It's easy to dismiss the annual release of the president's budget as political theater, but it's hard to ignore the policy and spending priorities that will guide government actions whatever the final budget numbers are.
When we first started talking about how we’d cover the president’s 2015 budget proposal, I wanted to start with a joke along the lines of the classic, “If a tree falls in the forest and no one hears it, does it make a noise.”
I know that’s snarky, but so often the hoopla that surrounds the budget release seems like an exercise in futility, particularly in the current political environment.
But there is no denying the depth of the policy statement that the budget documents contain and the priorities that will direct spending initiatives, whatever the final budget numbers are.
With that in mind, we’ve gathered some of the better coverage we’ve seen around the web. Think of it as a readers’ guide to the 2015 budget.
Here is Politico’s breakdown of how the president’s proposed budget would boost technology, transportation and education spending, trim healthcare spending, while fully-funding the Affordable Care Act, and cut deeply into military and energy spending.
First the numbers: the proposed budget includes $79 billion in IT spending, down slightly from $81.4 billion for fiscal 2014. The defense side of the budget takes the hit, dropping to $35.4 billion in 2015, versus $37.6 billion this year.
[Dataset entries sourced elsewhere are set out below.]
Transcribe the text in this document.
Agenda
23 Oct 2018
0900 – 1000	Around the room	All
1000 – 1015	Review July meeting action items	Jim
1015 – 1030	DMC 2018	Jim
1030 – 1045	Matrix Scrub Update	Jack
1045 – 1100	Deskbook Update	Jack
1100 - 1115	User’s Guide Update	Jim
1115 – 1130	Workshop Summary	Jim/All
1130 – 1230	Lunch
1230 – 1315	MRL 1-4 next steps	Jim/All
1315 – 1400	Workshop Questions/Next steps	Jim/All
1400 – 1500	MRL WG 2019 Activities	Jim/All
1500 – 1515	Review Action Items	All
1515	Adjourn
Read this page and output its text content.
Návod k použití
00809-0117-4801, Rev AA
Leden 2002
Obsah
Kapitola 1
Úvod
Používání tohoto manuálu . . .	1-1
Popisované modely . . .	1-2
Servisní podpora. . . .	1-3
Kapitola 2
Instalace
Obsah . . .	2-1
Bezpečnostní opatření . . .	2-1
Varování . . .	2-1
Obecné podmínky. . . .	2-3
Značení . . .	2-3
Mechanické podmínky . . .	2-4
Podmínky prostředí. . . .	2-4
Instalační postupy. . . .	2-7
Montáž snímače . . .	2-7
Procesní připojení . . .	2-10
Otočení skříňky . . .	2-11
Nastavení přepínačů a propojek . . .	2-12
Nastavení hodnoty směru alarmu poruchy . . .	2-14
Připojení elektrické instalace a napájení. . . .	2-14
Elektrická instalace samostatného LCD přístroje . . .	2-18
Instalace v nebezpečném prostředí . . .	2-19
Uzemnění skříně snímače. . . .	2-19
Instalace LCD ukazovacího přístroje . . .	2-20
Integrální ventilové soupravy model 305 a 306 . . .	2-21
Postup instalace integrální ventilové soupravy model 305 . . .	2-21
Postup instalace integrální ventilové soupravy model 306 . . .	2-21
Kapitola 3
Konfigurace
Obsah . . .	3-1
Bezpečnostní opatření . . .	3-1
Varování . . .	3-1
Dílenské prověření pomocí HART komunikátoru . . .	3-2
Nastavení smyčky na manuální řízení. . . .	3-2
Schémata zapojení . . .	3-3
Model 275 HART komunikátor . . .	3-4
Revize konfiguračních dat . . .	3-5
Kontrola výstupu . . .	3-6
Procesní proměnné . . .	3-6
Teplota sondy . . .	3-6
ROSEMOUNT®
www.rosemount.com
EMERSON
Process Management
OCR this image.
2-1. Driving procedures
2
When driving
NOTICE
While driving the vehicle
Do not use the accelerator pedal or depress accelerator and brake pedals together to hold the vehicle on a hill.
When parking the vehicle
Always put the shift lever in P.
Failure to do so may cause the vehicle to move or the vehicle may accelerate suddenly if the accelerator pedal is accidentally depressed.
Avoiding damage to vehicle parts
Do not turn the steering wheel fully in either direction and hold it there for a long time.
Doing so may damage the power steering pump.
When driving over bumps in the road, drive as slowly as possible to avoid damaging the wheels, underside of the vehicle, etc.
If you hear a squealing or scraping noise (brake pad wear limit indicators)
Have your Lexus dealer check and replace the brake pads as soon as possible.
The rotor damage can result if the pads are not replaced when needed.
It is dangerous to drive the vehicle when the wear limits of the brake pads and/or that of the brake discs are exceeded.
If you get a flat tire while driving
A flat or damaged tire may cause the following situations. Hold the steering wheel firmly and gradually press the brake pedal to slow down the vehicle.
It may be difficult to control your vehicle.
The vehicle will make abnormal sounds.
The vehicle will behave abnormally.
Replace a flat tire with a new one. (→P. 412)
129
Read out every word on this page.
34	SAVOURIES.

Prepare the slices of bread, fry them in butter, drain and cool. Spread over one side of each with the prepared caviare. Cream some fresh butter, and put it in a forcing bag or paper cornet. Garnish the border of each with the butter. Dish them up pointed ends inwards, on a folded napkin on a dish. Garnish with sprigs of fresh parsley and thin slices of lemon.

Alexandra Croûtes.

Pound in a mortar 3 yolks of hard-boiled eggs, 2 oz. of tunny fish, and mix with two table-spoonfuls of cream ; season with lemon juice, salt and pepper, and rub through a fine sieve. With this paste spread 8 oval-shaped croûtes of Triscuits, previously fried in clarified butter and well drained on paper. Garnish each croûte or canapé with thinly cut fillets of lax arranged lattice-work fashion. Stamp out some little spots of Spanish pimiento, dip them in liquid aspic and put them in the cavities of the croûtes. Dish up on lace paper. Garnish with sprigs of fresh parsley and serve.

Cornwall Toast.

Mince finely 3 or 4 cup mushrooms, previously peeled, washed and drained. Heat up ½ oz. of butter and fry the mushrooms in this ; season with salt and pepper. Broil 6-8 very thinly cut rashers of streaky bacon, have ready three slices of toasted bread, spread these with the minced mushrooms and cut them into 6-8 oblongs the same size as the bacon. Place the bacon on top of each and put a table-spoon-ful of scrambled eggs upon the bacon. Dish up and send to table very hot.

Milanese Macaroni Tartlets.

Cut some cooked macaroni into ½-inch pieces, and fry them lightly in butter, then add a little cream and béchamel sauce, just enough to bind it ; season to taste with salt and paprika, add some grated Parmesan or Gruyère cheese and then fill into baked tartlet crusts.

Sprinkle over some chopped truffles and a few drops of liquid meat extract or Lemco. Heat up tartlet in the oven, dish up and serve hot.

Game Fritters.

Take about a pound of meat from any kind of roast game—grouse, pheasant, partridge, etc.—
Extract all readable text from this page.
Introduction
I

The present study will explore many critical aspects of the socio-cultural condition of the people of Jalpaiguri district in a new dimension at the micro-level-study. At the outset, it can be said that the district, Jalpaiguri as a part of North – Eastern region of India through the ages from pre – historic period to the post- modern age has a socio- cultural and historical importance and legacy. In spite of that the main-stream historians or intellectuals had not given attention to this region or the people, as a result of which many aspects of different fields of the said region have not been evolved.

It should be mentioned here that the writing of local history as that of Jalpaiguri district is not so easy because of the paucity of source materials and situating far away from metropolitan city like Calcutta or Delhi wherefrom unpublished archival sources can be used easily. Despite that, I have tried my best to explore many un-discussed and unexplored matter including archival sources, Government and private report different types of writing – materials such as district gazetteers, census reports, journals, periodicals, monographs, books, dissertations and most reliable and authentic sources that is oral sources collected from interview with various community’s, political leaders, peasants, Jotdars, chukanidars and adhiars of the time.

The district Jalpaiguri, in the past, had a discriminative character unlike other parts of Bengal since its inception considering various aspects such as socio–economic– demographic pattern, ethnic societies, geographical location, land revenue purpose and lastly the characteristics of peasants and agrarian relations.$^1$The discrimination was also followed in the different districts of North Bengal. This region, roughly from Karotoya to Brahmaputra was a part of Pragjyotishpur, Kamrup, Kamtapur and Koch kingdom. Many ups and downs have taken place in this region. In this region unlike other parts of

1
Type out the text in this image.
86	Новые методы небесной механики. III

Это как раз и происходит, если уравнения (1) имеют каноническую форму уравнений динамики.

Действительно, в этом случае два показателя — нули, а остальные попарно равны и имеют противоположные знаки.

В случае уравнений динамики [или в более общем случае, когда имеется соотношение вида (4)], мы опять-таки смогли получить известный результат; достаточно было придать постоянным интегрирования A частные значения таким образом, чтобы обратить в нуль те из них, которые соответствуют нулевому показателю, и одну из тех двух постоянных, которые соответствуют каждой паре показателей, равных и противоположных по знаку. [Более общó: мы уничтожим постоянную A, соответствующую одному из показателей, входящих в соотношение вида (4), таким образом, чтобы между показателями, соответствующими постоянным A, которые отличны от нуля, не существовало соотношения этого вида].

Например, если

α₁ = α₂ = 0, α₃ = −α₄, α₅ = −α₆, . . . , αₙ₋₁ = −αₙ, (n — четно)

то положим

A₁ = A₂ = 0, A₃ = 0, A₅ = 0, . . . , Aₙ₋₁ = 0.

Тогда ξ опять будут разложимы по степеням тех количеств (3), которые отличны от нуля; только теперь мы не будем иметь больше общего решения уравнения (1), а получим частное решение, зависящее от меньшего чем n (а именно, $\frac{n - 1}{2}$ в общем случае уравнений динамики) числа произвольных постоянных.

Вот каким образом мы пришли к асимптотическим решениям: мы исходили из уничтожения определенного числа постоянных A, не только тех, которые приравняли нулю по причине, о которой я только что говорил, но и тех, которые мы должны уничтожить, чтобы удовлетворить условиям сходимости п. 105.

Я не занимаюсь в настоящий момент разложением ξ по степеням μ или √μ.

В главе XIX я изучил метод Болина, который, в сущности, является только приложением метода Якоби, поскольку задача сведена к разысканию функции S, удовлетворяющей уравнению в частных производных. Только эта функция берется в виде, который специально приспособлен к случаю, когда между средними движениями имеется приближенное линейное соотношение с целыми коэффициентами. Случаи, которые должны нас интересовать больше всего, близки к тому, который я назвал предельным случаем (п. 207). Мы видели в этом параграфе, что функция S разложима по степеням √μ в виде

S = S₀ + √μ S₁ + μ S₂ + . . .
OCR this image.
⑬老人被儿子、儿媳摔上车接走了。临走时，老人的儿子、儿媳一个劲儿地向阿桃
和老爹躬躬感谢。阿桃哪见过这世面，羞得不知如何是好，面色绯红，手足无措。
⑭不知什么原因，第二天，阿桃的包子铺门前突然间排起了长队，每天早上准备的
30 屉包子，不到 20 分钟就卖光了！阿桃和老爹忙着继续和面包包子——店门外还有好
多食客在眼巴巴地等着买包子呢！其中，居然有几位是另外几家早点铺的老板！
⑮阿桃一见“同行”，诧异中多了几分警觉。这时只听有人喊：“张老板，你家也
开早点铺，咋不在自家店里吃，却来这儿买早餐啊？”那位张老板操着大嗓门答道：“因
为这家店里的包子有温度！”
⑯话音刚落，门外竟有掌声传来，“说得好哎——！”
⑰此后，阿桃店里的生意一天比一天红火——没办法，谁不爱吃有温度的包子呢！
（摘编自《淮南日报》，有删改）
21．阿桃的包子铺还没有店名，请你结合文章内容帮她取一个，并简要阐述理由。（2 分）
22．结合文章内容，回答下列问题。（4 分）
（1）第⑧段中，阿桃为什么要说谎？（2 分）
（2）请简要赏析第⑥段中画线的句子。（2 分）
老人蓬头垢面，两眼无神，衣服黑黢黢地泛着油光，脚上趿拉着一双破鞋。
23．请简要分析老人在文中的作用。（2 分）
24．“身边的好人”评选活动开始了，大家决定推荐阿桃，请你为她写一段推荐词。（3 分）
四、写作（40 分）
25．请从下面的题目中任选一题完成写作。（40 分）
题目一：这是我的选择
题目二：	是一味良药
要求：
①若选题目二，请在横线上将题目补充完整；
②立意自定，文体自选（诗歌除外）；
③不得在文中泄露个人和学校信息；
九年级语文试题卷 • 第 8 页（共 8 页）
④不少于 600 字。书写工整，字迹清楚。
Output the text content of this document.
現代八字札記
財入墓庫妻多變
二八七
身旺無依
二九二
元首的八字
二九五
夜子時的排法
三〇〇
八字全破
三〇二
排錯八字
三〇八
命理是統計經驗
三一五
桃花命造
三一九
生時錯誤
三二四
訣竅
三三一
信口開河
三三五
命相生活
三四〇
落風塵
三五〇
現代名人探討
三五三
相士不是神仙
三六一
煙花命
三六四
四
Civil spending is up a bit at $43.7 billion.
But this piece by FCW’s Adam Mazmanian also explores the administration’s plan for IT oversight reform, which will add more responsibilities to the federal CIO’s portfolio.
Some of the oversight moves include greater use of TechStat and Portfolio Stat as well as developing governmentside website templates and making it easier to deploy talented coders and IT personnel from agency to agency.
Federal CIO Steve VanRoekel also wants more standards and policies to drive a “more effective citizen experience.”
More than a half-billion dollars—$549 million, to be exact—of President Obama’s $38.2 million discretionary budget for the Homeland Security Department will go to support the continued implementation of the Einstein managed security service, FCW reports. The cyber budget also aims to charter a Federal Cyber Campus that would co-locate key civilian cybersecurity agencies to promote an expansive approach to cyber incident response. $514 million will go to cyber R&D, and $124 million will be put forward to support, expand and enhance Citizenship and Immigration Services’ E-Verify system.
From Government Executive comes a story looking at proposals in the budget to restore training and customer service initiatives, particularly at the IRS, Social Security Administration and Veterans Affairs.
New spending is called to improve online and in-person services such as reducing wait times for Social Security checks, and the creation of an e-benefits portal for VA.
In perhaps one of the most relevant articles to federal contractors, the Washington Post outlines the changes in funding levels for each department, answering the simple question of, “who gets more, and who gets less?” There’s some good news and bad news; whereas the Defense Department will see a 0.1 percent decrease in spending this year, Veterans Affairs will enjoy a 3 percent increase.
Roll Call’s Steven Dennis describes “the instant-reaction kabuki of party leaders” reacting to the budget announcement, including House Speaker John Boehner ripping President Obama’s budget blueprint.
The GOP sees new revenue proposals as a “nonstarter” but Senate Budget Committee Chair Patty Murray, a Democrat, saw some areas for bipartisanship, such as changes to the corporate tax code to invest in an infrastructure package.
From the Wall Street Journal: The president’s budget calls for $150 billion in infrastructure funding – to come from a corporate tax code overhaul.
Given the current political climate, you might think that something President Obama calls the Opportunity, Growth and Security Initiative that includes new taxes and new spending would die a quick death.
But the Washington Business Journal’s Jill Aitoro quotes analyst Loren Thompson as saying that the Opportunity fund as it’s called gives Congress the opportunity once again to avoid the pain of sequestration during an election year.
The Washington Post reported that President Obama is being ambitious with his $3.9 trillion budget proposal, seeking to boost economic growth while taming the national debt through higher taxes on wealthier Americans, nixing payments to health providers, and overhauling immigration laws.
In this budget breakdown article, Christopher Ingraham walks through two charts that help you understand Obama’s new budget, which Ingraham said forecasts a dramatic reduction in deficits over the next 10 years.